Lee sang a beautifully modulated, emotional "Ah si, ben mio" and - if I am not mistaken - took "Di quella pira" in C with an endlessly sustained final note which was ever-so-slightly below pitch. The audience took the tenor to heart, and Mr. Lee was very warmly applauded at the curtain calls.
Anna Netrebko seemed to be forcing her voice in some of Leonora's music; in pushing for a larger, darker sound, some of the inherent lyric beauty of her tone is drained away. Her over-leaning into the chest register was a detriment: this isn't Santuzza. There were many fine passages along the way, but also some errant pitch and some glare on the louder high notes (she skipped the D-flat at the end of the Act I trio). The audience, needless to say, adored her.

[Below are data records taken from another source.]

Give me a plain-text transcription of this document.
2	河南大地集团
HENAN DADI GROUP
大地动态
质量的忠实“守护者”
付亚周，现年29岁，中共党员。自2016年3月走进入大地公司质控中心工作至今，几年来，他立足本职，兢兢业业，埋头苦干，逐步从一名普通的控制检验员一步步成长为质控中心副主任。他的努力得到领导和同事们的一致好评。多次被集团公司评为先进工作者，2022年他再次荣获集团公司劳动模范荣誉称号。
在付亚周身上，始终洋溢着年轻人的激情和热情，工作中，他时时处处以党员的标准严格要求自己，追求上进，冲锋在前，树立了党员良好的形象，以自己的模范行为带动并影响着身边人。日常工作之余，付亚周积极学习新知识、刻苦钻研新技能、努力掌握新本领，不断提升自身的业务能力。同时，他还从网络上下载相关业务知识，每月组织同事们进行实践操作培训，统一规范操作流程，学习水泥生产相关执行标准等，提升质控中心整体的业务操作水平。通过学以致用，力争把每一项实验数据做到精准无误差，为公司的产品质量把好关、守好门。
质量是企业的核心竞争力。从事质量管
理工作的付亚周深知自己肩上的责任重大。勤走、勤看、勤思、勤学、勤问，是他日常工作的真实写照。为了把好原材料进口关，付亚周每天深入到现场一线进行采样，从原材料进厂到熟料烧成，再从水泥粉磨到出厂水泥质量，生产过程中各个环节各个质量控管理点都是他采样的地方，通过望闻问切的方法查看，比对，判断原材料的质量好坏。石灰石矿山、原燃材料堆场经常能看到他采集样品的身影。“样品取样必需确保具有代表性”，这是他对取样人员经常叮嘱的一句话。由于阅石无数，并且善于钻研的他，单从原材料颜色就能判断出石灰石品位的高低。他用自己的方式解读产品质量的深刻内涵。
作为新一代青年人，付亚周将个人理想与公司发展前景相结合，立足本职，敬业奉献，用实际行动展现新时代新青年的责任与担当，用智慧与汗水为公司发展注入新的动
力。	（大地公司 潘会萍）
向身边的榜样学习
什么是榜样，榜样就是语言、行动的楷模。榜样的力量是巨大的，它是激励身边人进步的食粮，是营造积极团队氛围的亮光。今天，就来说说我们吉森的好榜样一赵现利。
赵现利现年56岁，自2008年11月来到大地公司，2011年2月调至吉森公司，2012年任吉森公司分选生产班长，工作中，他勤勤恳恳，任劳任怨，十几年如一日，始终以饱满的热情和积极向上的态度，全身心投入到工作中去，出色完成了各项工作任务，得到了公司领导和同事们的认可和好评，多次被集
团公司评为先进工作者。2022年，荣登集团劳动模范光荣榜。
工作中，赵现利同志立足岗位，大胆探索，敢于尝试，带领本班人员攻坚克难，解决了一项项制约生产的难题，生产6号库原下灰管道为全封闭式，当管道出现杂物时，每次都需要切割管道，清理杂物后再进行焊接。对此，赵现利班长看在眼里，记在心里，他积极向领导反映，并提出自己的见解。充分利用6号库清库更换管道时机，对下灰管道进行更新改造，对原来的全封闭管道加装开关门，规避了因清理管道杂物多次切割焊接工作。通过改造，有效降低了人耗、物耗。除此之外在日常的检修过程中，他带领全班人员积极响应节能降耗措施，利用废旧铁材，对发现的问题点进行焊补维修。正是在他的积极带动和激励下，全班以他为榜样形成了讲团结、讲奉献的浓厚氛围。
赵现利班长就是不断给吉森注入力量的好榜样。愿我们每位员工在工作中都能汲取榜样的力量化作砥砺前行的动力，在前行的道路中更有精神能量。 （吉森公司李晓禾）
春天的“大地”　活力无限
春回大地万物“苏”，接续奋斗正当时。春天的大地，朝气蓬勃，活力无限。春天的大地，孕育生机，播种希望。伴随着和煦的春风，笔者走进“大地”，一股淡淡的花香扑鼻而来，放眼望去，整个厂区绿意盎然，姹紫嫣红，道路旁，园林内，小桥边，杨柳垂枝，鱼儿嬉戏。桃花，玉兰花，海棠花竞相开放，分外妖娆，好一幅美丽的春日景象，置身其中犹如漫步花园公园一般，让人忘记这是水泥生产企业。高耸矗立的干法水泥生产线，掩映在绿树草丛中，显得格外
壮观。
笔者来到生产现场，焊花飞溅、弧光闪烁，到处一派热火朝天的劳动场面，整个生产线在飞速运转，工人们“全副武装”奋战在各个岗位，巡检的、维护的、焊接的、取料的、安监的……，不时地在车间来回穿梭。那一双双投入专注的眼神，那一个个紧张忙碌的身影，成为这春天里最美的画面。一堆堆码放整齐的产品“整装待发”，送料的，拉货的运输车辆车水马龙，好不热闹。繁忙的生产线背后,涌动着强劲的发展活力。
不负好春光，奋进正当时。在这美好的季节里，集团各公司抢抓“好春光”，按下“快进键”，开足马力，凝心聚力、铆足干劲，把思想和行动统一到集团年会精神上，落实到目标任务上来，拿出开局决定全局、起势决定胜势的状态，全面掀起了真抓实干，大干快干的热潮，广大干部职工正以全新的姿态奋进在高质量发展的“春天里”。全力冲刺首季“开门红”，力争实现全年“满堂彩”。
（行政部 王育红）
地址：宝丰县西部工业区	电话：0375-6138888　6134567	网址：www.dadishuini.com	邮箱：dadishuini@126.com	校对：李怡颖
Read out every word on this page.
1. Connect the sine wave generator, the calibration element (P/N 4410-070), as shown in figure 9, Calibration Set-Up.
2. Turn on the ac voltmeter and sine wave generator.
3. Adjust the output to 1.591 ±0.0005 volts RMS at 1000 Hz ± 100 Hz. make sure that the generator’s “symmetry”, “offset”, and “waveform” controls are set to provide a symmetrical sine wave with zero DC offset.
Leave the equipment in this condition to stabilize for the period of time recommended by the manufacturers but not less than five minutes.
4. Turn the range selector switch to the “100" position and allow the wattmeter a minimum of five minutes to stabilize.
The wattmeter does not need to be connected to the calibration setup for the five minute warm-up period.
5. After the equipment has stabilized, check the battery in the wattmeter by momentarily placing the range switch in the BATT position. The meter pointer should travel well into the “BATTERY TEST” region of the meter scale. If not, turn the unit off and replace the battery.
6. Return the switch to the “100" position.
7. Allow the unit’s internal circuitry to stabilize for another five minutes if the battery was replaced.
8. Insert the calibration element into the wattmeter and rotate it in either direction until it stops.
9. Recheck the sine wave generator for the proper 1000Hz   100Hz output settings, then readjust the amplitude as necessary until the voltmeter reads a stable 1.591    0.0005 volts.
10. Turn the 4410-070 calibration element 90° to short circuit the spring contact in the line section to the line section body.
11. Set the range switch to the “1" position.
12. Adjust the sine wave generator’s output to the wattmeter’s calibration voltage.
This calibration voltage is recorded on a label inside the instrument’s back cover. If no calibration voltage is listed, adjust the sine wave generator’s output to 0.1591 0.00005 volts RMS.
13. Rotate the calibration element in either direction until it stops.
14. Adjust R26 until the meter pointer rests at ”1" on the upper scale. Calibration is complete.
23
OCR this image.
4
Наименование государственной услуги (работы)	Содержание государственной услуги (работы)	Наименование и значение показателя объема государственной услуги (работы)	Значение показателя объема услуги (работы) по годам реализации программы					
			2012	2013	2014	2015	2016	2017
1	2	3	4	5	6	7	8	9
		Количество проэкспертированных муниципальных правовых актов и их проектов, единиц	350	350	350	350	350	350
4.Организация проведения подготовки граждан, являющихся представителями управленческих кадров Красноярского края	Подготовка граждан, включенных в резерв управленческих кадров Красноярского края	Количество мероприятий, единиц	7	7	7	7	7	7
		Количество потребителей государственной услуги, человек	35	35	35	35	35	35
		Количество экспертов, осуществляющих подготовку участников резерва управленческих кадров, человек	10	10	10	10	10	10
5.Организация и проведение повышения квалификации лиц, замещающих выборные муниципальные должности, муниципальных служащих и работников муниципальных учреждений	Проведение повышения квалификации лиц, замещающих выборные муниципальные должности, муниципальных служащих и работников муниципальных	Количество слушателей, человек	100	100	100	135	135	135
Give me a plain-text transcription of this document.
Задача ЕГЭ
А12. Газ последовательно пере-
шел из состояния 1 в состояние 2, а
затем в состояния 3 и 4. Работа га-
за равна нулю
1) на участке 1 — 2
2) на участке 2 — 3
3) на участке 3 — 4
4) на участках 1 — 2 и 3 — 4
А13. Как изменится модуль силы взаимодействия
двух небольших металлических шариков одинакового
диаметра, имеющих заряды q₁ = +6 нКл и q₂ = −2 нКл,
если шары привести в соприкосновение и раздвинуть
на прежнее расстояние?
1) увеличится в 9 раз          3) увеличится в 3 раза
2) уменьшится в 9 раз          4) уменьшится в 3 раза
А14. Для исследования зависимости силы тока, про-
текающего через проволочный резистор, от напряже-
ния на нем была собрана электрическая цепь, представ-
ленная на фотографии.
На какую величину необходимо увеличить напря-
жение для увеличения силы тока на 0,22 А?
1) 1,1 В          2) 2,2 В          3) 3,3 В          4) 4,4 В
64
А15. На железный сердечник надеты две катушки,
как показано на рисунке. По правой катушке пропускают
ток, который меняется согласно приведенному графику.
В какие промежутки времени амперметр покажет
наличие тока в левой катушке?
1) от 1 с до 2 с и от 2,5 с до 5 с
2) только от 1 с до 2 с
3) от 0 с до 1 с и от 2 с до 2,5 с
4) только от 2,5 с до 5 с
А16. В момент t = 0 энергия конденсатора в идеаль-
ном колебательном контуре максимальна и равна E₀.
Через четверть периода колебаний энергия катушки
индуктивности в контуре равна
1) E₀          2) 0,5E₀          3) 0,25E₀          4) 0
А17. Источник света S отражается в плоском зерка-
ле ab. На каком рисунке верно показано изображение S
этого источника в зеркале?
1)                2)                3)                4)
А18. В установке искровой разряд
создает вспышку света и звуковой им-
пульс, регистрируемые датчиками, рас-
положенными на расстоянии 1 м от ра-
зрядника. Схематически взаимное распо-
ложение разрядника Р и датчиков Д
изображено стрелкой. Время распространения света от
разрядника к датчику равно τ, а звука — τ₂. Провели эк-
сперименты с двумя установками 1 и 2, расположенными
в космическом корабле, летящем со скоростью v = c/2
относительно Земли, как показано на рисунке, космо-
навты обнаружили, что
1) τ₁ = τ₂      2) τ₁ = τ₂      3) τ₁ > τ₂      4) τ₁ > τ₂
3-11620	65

Stefan Kocan was a powerfully-sung and dramatically commanding Ferrando, with Maria Zifchak a big-voiced Inez and my friend Edward Albert in the brief role of A Gypsy. Marco Armiliato's conducting was 'good routine' - and better than that after the interval - and the orchestra played very well.
A program note explained that Ms. Netrebko's costumes had been specially created for her. Her breasts were amply on display in the opening scene's burgundy outfit, then at the convent she was all buttoned up, a prim and proper young 'widow' in black. She went in for a gypsy look for the scene prior to her (thwarted) marriage, with a nifty head-wrap.
For all the passing "ifs, ands, or buts", this was overall a pretty exciting night at the opera: there was involvement, passion, and some very impressive vocalism along the way.